L'histoire :
Bruno Latour nous a quittés en 2022. L’éminent philosophe, sociologue et anthropologue, a laissé derrière lui une œuvre colossale qui a inspiré toute une génération d’intellectuels et d’écologistes. A l’origine du concept de « nouveau régime climatique », Bruno Latour érige le terrestre comme nouvel acteur de la politique contemporaine qui ne devrait désormais plus être uniquement régi par et pour les humains, car l’universelle condition humaine, c’est de sentir le sol trembler. On suit ici les réflexions d’une femme qui se pose la question de la place de l’humain, de sa responsabilité dans ce monde qui court, tête baissée, à son extermination. Mais elle questionne notre responsabilité à tous, société à la fois bourreau de la nature et future victime de cette même nature vengeresse. Puis vient la crise du Covid qui, au-delà de son impact funeste sur nos sociétés, fut révélateur d’une crise autant du capitalisme dans son fonctionnement inégalitaire, que de ses conséquences sur le vivant.
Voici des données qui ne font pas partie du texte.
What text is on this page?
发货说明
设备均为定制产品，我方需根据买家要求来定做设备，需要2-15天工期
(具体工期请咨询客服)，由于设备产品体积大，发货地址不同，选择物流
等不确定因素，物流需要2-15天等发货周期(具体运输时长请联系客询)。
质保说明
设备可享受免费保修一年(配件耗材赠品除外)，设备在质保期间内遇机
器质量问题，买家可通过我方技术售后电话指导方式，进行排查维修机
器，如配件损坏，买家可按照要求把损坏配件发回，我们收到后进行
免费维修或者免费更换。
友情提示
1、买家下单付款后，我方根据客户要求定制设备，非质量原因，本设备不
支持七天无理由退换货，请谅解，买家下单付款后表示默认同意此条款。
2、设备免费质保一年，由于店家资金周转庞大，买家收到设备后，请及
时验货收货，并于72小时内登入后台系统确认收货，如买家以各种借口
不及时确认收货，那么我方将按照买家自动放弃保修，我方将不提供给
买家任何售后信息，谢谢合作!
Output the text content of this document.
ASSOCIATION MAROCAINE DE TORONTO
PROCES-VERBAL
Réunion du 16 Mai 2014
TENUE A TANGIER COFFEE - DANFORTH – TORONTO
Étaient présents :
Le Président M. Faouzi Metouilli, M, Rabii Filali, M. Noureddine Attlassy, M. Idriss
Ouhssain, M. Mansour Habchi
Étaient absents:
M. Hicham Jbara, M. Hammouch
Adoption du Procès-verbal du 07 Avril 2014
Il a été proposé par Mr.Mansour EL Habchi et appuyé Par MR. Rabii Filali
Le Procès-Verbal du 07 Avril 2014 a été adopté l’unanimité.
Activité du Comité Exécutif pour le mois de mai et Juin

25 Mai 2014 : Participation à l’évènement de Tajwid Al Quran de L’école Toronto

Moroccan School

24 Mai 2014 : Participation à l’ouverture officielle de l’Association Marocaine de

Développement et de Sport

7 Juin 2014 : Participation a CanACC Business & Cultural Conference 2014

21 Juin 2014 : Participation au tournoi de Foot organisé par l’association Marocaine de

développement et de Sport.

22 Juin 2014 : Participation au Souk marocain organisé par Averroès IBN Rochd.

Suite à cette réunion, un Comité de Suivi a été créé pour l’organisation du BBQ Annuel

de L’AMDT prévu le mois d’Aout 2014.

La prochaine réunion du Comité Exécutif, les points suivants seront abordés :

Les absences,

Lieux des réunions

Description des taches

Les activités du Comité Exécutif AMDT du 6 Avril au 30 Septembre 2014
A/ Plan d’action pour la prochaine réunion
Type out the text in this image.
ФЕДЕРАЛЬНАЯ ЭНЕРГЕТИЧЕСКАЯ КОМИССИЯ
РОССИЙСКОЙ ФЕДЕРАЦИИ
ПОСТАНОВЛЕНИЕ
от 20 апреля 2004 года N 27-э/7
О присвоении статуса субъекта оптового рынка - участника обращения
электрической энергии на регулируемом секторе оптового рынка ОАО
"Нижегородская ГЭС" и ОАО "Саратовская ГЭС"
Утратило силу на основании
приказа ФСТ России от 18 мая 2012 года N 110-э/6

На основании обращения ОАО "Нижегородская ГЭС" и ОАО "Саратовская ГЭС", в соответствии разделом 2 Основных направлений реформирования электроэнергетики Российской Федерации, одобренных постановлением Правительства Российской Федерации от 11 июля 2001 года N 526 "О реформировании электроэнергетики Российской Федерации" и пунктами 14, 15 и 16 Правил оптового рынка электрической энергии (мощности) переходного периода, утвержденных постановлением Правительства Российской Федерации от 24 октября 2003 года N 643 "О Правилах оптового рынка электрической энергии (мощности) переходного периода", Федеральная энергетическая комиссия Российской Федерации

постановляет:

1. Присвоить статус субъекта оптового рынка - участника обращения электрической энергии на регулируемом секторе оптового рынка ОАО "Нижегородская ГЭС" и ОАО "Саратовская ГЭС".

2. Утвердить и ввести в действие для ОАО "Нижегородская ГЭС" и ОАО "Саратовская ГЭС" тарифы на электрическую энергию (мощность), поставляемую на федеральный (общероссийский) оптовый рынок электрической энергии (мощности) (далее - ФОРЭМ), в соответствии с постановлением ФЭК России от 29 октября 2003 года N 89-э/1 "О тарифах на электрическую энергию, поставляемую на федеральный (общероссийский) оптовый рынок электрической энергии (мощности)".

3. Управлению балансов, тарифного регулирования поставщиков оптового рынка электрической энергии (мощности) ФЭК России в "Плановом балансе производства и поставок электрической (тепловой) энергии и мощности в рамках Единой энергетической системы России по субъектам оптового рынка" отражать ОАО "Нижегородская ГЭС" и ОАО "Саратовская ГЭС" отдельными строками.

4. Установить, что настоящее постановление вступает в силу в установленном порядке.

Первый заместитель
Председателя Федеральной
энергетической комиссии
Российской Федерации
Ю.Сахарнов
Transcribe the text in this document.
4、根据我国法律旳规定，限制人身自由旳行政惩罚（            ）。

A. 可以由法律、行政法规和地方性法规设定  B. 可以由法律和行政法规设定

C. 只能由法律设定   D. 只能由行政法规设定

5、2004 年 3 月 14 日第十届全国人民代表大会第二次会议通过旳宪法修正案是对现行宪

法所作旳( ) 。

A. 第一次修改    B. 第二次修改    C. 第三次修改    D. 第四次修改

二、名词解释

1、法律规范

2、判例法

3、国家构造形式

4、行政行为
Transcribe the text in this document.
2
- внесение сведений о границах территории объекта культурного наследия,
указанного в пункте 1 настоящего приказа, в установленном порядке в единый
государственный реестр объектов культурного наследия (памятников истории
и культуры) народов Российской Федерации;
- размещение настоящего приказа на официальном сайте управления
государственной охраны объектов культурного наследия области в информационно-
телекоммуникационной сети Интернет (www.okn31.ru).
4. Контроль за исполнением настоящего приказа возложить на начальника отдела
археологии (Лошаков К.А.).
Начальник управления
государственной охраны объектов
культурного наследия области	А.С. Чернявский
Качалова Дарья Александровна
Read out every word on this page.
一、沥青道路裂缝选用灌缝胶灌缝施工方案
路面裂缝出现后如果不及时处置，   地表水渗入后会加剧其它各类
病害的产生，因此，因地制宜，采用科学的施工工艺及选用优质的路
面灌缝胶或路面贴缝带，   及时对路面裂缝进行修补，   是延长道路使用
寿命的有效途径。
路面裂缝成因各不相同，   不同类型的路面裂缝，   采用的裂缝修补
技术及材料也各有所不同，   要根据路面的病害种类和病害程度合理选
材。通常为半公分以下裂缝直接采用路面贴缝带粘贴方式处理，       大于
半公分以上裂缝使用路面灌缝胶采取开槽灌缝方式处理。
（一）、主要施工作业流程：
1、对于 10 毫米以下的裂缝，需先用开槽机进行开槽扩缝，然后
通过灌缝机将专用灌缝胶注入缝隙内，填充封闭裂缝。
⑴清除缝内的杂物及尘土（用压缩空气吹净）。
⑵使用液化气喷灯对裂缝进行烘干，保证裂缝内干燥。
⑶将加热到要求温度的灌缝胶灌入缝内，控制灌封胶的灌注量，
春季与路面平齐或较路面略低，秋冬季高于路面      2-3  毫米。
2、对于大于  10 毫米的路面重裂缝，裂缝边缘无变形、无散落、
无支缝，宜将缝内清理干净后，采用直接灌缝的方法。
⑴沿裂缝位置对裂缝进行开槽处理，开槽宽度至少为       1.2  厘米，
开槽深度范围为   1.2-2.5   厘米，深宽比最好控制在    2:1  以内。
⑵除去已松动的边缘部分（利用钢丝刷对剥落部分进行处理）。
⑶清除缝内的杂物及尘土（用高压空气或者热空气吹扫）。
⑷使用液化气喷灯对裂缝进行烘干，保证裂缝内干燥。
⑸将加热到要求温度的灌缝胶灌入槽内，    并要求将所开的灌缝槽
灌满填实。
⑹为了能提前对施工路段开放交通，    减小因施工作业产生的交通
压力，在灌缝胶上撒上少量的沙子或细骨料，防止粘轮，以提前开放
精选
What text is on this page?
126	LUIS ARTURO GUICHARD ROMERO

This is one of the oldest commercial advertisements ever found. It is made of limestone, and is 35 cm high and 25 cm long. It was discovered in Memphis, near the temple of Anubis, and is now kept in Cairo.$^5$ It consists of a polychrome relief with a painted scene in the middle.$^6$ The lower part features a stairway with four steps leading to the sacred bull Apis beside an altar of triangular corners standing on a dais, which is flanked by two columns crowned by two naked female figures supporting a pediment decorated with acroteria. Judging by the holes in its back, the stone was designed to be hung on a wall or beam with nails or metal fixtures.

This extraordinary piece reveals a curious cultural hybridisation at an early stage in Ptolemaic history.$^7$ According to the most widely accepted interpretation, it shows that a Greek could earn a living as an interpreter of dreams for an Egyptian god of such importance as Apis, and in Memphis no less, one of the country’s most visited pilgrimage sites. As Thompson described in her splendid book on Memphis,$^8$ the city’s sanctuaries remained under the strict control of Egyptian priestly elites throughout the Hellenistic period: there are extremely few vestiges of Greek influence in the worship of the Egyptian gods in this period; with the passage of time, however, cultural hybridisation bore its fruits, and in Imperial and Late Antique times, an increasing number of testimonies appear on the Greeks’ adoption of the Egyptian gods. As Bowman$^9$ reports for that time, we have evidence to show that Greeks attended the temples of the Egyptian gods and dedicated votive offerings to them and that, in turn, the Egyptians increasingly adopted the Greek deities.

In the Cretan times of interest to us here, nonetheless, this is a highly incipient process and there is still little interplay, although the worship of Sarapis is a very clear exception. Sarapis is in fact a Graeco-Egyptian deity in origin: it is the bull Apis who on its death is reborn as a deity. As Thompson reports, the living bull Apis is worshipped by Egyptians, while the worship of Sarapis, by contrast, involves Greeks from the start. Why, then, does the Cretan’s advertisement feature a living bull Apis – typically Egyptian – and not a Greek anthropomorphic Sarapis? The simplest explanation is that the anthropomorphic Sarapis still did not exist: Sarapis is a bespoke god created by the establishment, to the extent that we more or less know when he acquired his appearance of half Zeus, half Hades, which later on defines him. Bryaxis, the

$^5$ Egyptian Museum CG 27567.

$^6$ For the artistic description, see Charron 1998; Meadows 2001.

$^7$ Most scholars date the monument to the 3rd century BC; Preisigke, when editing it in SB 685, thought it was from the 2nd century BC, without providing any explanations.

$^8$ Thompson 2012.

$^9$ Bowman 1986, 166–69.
Ce qu'on en pense sur la planète BD :
On ne présente plus Philippe Squarzoni depuis Saison Brune, roman graphique incontournable qui expose les grands enjeux du dérèglement climatique à travers les voix telles que Jancovici, Jouzel, Gemene et toute la clique des Avengers du climat que l’on connaît aujourd’hui. Zone Critique est la rencontre poétique du philosophe et du dessinateur qui reprend à son compte les deux essais Où suis-je ? et Où atterrir ? pour en faire une œuvre graphique autant visuellement somptueuse qu’irrémédiablement ennuyeuse. Comment traiter encore de la catastrophe écologique sans dire et redire tout ce qui a déjà été dit ? Peut-être que les métaphores absconses de Bruno Latour (la termitière pour évoquer l’enfermement carcéral du confinement) et l’univers onirique (ou cauchemardesque, c’est selon) de Squarzoni apportent un regard nouveau teinté de poésie, de désespoir… mais que nous apprend-il réellement ? À qui est censé s’adresser cette œuvre ? Nous mettons au défi quiconque de ne pas voir ce livre lui tomber des mains tant il est nébuleux. Les textes semblent dénués de toute forme de réalité tangible, n’effleurant jamais un discours concret. Les phrases se succèdent dans une caricature existentielle au sens tantôt impalpable « Où suis-je donc ? Dans et par et en partie grâce à ma coquille. Le cadre inanimé et celui qui l’anime, c’est tout un » tantôt manichéen, voire carrément nunuche. Les poncifs se tiennent la main. Difficile de jeter l’opprobre sur le travail de Squarzoni qui ne fait que se reposer sur les deux essais du philosophe en les illustrant de son trait maîtrisé dans des planches souvent superbes. Malheureusement, Zone critique démontre que l’addition de deux talents ne font pas forcement une grande œuvre.